En septiembre de 1961, falleció mi abuelo después de una prolongada agonía.  Todavía después de su muerte, El Tigre, compungido llegaba por su desayuno a la botica.  La tía Mélida le repetía hasta el cansancio a mi tía Leticia que muerto el ahijado se acabó el compadre, pero aquella no hacía caso y seguía brindándole su pocillo de café con leche con su bollo de pan.  En cierta ocasión, la Tía Mélida, a falta de argumentos para evitar aquella situación, la amenazó diciéndole que si no dejaba de servirle a El Tigre, cuando ella muriera le iba a salir.

Al poco tiempo, una tarde que regresaba en bus del colegio, al llegar a mi casa, me encuentro con un sinnúmero de silletas de tijera, una cantidad considerable de personas que al ingresar me daban el pésame.  Como dice el Prócer: “Se me fueron los pulsosmmmm”  Hasta que vi a mi madre quien me abrazó y me dijo en voz baja: – Tu tía Mélida.   Le había dado un infarto fulminante.  En un rincón estaba la tía Leticia, con una expresión de terror en sus ojos.   Después del entierro, le pidió a mi padre que le diera posada para dormir en nuestra casa pues no quería pasar una noche más en la botica.

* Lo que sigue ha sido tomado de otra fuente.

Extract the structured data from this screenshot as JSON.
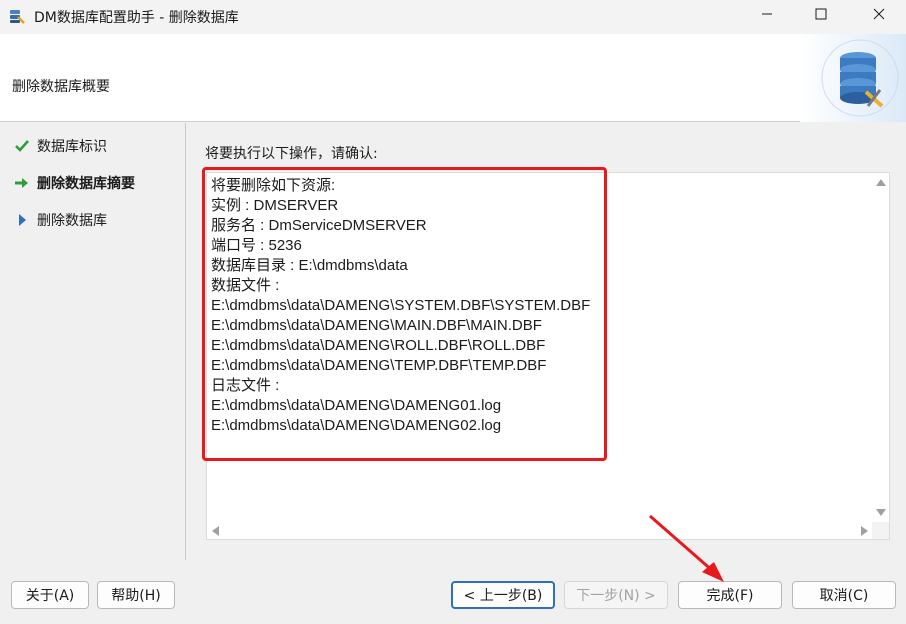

A partir de entonces, no volvió El Tigre a aparecerse por la botica.  Sería tal vez que la tía Leticia de alguna forma ante la amenaza de la tía Mélida lo cortó o sería que algo le sucedió al felino aquel.

Ya son casi sesenta años desde que conocí al Tigre y parece mentira, pero todavía lo recuerdo muy bien.  Cada vez que alguien que en su juventud cometió todo tipo de desmanes y en su tercera edad, a la sombra de sus canas, ofrece una imagen de beatitud, de quien no quiebra un plato, recuerdo aquella figura, triste, luchando ferozmente contra los estragos del Parkinson, bebiendo dificultosamente su café con leche y haciendo malabares con el bollo de pan para llevar el sustento a su boca y conversando en voz baja, con cierto tono papal, olvidando tal vez el rugido de antaño, la mirada feroz y cómo no le temblaba la mano para tomar su Colt Peacemaker y vaciar los seis cartuchos del tambor sobre alguna desafortunada humanidad.